参考になったらぜひぽちっとお願いします。

2 件のコメント:

  1. 汗(はん)2012年7月4日 20:23

    すぐいじける女の子さん、こんにちは。汗(はん)と申します。
     『星を継ぐもの』の翻訳で気になるところがあったので調べていたら、こちらにたどり着きました。気になっていたことはわからずじまいですが、タイトルは「星を継げ」だったんですね。
     そちらの足元にはおよびませんが、私も時々小説や映画の英語について考えて書くことがありますので、すぐいじける女の子さんの記事、興味ぶかいです。ぼちぼち読ませていただきます。
     なお、「翻訳で失われるもの」の記事に、うちの7月2日の記事からリンクを張りました。事後ながら報告いたします。
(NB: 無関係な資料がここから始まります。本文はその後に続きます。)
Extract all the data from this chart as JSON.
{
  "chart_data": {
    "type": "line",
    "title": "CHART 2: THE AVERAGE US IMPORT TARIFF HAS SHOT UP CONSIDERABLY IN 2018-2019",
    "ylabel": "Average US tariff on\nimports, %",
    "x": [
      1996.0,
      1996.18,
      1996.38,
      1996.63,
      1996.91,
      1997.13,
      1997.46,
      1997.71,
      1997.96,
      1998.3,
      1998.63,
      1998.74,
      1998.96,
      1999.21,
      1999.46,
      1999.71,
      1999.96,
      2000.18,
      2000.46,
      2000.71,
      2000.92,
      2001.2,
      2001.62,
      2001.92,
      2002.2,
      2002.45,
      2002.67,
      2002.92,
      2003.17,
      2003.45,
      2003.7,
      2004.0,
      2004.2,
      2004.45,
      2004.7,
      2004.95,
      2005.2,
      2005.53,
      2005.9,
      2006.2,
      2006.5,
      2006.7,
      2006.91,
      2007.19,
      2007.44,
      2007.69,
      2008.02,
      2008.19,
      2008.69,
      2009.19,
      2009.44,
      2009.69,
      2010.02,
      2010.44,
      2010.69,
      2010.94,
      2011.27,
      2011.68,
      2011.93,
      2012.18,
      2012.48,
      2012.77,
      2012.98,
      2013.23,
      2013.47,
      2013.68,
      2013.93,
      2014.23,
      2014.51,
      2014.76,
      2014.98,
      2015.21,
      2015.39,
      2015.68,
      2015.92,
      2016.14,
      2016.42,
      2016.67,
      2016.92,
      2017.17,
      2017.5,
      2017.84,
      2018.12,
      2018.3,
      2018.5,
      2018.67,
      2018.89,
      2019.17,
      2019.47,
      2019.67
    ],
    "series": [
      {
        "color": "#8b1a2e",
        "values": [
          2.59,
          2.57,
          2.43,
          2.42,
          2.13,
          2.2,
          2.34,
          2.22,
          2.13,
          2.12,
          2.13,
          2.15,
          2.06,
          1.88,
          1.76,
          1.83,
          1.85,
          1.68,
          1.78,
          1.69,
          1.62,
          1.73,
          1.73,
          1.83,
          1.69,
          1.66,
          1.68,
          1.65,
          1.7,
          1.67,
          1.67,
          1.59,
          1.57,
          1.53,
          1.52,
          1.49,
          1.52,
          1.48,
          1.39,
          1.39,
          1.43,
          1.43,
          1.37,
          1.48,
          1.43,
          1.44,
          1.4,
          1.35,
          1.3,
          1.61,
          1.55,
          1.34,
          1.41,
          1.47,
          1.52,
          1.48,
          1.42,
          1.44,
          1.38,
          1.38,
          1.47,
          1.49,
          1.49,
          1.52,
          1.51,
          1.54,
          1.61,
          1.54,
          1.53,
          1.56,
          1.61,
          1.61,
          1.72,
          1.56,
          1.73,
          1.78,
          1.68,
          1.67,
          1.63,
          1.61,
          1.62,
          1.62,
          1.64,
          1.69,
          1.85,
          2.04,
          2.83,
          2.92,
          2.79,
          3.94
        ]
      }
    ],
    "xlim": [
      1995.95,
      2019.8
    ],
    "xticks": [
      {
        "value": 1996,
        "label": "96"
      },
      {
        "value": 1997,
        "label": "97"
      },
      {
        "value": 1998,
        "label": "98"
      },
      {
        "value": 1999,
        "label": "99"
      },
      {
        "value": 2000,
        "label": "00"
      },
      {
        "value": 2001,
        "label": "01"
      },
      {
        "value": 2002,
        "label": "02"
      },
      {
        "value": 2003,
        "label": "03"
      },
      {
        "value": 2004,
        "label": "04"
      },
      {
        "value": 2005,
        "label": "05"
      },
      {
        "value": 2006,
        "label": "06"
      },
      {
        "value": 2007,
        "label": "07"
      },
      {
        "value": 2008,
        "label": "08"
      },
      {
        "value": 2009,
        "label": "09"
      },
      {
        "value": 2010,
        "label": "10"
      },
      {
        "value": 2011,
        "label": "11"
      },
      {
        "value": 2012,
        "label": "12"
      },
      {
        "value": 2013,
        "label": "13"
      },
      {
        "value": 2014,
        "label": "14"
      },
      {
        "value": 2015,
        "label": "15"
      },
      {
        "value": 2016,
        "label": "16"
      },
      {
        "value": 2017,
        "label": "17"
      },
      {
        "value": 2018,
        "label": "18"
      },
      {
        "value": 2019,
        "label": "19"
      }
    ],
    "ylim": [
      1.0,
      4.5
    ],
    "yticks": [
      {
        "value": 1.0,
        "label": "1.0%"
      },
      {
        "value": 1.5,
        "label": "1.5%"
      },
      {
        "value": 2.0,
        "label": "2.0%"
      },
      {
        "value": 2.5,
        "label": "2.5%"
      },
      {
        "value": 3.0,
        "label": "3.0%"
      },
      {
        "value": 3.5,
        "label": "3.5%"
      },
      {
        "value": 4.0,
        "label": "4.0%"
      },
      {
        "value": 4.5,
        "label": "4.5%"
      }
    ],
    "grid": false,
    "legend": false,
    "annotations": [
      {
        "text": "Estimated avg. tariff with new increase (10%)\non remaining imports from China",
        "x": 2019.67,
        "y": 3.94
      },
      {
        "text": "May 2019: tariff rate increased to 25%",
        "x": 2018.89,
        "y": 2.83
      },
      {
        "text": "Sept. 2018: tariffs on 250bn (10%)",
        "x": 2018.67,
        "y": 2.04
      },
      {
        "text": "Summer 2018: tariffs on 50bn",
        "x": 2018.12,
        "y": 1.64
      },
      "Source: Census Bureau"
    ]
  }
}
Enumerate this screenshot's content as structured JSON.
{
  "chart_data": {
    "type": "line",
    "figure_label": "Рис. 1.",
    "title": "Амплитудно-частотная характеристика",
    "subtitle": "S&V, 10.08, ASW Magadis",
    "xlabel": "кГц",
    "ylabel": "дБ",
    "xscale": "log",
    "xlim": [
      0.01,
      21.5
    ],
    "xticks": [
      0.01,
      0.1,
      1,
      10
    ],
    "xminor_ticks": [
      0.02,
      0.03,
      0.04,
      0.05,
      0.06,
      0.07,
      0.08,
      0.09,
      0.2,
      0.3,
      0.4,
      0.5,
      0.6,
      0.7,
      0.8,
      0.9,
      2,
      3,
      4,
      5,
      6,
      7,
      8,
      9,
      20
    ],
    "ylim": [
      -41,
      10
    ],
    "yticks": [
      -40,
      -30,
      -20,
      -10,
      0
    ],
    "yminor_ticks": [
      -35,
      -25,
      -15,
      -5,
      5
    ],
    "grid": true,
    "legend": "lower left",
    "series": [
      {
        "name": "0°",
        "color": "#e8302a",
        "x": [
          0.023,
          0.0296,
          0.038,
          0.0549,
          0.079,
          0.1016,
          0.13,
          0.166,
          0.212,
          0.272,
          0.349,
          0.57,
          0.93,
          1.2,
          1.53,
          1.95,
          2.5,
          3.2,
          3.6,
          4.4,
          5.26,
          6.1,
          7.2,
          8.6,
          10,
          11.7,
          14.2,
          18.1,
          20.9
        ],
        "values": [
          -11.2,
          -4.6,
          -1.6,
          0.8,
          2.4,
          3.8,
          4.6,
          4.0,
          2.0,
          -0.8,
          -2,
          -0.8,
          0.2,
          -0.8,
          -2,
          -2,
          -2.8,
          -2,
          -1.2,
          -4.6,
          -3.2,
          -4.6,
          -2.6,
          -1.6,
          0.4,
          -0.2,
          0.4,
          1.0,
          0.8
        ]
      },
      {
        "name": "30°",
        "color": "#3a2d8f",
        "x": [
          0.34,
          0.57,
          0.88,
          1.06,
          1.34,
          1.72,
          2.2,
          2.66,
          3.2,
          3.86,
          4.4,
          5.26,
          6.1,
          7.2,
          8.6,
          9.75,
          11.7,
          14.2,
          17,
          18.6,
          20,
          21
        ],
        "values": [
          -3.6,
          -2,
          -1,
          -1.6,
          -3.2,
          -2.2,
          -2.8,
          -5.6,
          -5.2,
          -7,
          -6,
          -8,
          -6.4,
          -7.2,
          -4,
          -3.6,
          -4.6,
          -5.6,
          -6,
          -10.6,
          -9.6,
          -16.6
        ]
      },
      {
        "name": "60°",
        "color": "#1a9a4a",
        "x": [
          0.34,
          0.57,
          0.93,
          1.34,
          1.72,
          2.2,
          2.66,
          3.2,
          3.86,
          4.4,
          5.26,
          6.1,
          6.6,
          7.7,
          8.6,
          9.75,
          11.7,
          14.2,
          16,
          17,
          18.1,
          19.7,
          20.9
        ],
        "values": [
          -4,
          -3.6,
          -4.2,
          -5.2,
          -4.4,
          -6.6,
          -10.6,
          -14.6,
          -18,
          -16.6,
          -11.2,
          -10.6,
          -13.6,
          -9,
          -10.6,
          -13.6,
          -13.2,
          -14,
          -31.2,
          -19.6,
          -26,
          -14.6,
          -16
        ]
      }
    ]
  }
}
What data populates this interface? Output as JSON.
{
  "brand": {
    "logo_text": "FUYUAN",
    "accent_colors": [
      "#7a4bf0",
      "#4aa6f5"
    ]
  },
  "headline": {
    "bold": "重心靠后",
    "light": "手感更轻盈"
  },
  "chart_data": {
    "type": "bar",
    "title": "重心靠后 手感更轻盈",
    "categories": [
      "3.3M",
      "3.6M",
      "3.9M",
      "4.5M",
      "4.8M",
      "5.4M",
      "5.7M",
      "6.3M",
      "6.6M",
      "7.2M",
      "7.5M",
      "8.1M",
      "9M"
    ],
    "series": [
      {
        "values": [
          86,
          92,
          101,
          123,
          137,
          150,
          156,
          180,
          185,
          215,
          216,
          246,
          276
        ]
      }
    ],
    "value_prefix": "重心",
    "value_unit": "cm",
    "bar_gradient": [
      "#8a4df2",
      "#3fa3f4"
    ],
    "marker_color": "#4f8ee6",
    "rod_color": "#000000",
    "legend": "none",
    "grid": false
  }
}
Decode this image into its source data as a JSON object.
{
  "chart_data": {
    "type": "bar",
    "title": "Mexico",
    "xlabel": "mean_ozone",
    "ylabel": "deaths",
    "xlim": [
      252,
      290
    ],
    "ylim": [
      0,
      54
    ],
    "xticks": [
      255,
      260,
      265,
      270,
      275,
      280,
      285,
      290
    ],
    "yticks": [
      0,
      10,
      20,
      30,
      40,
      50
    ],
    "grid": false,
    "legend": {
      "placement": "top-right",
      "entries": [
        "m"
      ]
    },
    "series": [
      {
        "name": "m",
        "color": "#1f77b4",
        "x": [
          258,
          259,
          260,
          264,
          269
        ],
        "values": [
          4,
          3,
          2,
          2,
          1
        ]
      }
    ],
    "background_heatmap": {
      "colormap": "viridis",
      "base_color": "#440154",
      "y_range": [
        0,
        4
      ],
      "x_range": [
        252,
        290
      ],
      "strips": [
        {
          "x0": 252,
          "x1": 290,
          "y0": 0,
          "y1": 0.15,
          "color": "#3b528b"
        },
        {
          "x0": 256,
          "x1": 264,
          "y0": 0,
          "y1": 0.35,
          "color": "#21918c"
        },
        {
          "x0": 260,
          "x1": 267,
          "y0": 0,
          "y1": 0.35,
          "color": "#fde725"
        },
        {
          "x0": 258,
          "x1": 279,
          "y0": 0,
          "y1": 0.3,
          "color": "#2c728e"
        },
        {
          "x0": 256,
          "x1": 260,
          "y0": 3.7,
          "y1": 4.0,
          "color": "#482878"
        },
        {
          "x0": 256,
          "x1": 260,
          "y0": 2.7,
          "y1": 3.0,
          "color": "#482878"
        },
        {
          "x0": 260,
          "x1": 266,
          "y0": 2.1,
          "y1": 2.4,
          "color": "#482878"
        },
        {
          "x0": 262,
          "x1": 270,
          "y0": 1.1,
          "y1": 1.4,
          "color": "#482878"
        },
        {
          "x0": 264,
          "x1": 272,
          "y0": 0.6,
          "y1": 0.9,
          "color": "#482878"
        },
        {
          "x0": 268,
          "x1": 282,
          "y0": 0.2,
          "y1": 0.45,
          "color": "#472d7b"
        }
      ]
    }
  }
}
よろしくお願いします。

    >http://han-nikki.cocolog-nifty.com/blog/2012/07/post-85be.html
    >http://homepage1.nifty.com/beHungry/index.html(の「不定期日記」)

    返信削除
    返信
    1. こんにちは、すぐいじける女の子です。とても遅くなりましたが、コメントも関連記事もありがとうございます。こうやって同じことに興味を持った方に訪問していただいて、ご意見いただいたりすることは大変うれしいことです。

      『星を継ぐもの』についてのこの記事を書いたごろは、色んな分野の和訳に対して、本当に不満たらたらでした。私は特にドラマが好きなので、好んで見るのですが、あまりにもひどい和訳にうんざりしていたのです。でも今は自分で映像翻訳の勉強などやってみたり、趣味で翻訳してみたりして、翻訳というのはとても難しいことということがよくわかりましたし、英語の知識がほとんどない読者のこともちゃんと考えながらできるだけ正しい翻訳をすることは至難の技というのがわかったので、前ほどバシバシ翻訳のダメだしはやらなくなりました。

      色んな人をターゲットとした出版物や映像であればある程度原文が犠牲になってしまうことは仕方ないことだと思いますが、もっと元の意味のことや、その意味に絡んだ背景のことを知りたい人々のために(正しく汗さんのような方々のためです)、自分のブログでだけ細々頑張ってみようと思ってます。

      これからもぜひ遊びにいらして、なにかあればコメントください。汗さんのブログも本や映画の話など興味深い記事が多いので、読ませていただきたいと思います。よろしくお願いします。